The Link Between Data Lineage, Governance, and Metadata Management
Metadata is the raw material lineage solutions require to function. Without metadata on data stores, tables, columns, and queries, lineage solutions couldn’t identify links between data.
That’s why open metadata sharing and tools that provide metadata for lineage solutions must be a priority. It’s also why the ability to collect lineage data depends on the efficacy of your metadata management efforts.
Data lineage is also a lynchpin of data governance. Without lineage, you don’t know:
- Where data is coming from, i.e., the source(s) of the data.
- How data is being processed
- What relationships exist between data
Put simply, without sufficient data lineage, your governance policies will be ill-informed.

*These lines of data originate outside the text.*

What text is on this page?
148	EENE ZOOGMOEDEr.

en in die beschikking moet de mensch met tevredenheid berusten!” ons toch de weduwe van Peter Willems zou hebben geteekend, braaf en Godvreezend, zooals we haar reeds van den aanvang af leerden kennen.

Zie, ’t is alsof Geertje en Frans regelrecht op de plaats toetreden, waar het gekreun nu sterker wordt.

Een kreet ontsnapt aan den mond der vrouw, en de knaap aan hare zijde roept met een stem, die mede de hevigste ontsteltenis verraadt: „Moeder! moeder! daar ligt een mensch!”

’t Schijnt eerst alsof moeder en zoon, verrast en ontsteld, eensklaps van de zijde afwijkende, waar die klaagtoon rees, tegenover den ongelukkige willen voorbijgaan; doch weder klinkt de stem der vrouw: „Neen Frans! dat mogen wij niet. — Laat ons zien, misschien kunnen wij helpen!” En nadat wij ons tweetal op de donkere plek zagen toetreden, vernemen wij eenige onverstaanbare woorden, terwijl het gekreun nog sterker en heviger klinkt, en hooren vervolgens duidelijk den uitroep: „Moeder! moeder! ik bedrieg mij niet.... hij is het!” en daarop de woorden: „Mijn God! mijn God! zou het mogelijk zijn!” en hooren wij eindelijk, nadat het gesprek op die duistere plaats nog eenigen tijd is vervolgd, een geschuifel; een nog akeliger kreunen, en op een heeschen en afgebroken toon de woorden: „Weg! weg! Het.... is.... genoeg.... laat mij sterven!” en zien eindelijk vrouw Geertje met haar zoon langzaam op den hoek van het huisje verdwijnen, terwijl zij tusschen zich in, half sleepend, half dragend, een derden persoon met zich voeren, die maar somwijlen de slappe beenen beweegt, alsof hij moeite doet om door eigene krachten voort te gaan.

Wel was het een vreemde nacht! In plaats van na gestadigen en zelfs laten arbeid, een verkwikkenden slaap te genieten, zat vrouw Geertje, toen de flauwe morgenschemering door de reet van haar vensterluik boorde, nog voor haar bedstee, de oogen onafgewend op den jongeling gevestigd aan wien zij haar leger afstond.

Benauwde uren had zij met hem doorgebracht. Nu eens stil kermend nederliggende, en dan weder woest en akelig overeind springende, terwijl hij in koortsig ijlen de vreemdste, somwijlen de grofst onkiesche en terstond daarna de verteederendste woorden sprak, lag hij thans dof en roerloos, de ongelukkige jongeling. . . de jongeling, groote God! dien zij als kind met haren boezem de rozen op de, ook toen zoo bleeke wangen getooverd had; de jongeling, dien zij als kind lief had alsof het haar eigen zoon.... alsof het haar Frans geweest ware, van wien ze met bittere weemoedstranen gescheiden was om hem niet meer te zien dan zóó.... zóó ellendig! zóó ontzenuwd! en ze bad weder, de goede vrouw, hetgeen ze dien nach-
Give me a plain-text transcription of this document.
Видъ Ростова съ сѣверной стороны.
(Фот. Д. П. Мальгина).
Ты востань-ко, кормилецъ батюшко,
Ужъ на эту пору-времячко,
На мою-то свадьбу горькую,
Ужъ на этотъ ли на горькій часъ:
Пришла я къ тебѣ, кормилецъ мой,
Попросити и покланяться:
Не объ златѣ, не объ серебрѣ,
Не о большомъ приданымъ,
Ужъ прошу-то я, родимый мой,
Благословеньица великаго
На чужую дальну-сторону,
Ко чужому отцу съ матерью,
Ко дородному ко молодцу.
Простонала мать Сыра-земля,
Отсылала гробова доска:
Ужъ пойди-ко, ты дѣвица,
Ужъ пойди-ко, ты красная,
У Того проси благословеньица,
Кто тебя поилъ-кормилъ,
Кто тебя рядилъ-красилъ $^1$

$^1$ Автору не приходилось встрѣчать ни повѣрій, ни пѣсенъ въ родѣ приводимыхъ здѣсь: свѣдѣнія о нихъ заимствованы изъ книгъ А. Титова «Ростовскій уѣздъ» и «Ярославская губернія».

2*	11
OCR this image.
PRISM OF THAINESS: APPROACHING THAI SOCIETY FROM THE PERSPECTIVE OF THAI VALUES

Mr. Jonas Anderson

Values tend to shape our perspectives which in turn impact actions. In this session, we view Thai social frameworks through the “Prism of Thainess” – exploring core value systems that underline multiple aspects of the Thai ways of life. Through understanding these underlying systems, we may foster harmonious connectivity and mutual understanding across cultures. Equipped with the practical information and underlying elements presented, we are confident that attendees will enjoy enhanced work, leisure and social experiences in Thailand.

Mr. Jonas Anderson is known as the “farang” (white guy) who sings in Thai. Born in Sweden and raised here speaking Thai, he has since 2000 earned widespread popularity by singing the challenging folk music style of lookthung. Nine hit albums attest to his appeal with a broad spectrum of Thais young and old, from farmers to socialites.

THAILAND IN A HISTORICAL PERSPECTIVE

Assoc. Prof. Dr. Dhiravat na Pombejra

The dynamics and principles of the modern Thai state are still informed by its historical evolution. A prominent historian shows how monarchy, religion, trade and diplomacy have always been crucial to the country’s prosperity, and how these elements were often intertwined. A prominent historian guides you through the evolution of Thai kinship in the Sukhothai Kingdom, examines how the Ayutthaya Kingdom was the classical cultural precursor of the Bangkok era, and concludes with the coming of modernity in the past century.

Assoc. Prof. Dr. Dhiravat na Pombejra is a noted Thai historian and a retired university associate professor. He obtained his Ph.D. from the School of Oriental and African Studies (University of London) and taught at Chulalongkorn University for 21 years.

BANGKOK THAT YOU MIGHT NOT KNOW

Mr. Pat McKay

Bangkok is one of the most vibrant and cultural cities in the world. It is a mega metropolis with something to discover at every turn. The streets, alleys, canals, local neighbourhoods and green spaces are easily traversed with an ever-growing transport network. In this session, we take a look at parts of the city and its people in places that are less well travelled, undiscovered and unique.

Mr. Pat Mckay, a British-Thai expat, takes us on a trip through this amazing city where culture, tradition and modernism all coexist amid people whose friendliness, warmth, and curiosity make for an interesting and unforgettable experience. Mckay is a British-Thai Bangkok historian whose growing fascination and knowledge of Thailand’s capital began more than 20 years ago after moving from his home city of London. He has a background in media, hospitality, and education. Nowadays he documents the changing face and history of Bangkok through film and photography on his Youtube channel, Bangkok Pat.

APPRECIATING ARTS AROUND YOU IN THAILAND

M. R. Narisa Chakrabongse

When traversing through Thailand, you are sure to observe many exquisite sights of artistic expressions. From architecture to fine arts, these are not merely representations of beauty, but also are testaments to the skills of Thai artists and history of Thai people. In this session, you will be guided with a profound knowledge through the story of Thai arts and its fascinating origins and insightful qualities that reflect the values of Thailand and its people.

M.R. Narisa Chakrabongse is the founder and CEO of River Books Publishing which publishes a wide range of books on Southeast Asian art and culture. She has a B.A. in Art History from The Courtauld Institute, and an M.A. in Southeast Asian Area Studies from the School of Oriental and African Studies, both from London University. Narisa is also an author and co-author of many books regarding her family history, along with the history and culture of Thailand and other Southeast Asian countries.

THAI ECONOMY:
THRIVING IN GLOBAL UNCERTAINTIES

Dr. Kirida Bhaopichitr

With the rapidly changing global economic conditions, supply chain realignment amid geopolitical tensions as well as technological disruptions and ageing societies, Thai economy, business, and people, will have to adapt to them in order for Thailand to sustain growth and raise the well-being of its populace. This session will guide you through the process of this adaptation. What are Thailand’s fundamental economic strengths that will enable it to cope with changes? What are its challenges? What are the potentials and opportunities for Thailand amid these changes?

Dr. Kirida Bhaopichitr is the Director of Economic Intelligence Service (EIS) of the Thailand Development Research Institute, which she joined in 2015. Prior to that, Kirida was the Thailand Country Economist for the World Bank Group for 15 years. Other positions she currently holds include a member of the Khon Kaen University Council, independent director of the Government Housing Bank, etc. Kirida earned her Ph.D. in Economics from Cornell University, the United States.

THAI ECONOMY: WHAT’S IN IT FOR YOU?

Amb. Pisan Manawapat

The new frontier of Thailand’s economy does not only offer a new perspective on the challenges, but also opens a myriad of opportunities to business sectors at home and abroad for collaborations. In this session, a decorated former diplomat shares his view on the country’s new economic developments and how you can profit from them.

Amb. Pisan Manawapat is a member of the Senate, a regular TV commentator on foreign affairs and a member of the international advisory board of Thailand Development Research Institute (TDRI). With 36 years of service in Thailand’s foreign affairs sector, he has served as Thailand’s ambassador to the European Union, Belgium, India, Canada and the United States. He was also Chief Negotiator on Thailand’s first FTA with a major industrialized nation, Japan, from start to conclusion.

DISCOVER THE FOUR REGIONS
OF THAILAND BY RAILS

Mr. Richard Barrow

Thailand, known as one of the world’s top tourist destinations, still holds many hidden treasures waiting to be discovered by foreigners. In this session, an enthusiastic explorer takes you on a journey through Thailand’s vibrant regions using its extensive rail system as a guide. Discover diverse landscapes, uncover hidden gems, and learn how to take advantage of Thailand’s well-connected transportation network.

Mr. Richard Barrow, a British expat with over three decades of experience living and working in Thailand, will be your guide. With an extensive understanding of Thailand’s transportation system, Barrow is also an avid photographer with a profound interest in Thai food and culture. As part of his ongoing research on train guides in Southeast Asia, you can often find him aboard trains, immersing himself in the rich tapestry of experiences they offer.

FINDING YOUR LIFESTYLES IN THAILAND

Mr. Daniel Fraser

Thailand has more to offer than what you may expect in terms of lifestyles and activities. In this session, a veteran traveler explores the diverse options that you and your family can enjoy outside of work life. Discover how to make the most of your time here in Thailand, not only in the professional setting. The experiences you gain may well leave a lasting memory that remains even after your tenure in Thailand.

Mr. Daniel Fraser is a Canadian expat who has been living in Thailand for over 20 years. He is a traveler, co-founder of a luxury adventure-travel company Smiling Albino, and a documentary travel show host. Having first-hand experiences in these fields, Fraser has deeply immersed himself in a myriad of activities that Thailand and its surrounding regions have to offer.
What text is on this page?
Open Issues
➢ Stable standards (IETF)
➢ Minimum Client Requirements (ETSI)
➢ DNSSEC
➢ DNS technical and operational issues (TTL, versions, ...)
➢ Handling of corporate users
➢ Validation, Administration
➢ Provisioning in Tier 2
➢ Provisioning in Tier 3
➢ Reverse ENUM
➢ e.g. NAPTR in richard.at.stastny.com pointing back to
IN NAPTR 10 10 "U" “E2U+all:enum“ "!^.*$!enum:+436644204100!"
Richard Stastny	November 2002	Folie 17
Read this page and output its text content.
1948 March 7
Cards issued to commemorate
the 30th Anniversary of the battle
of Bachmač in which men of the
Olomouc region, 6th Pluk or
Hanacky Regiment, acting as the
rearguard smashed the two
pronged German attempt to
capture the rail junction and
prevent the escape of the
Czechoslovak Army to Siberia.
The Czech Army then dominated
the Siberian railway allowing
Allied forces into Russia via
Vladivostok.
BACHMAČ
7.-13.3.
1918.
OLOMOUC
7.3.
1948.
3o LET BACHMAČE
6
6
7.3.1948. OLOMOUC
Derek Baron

The product of successful data fabric is actionable data. At its heart, actionable data is integrated data. It is ready and available for analytics, for machine learning, for visualization or any other purpose envisioned now and for the future for an enterprise. Organizations without a data fabric are at risk for data siloing, poor data integrity, limited collaboration, and even security risks.
In other words, without a connective integration layer between applications and services, organizations are likely to miss the incredible opportunity of managing an array of applications under a unified platform.
Assembling Your Data Lineage Toolset
In a complex data environment, it’s not practical to collect data lineage without tools.
But the lineage tools that best suit you depend on your needs and goals. Some tools simply connect to your data storage and collect data lineage. Other tools are more robust data platforms that automate metadata management as you build data pipelines.
Whichever tool you choose, it should allow you to:
- Share metadata between all tools
- Create a data catalog
- Automate some or all of your metadata management tasks
- Easily integrate with popular data platforms
If you have one takeaway for your assemblage of tools, it’s that you should emphasize an open metadata model. Without that, data lineage will be more challenging than it already is.
That’s why StreamSets has adopted an open metadata system that feeds into data lineage tools, giving organizations full visibility of their data flow.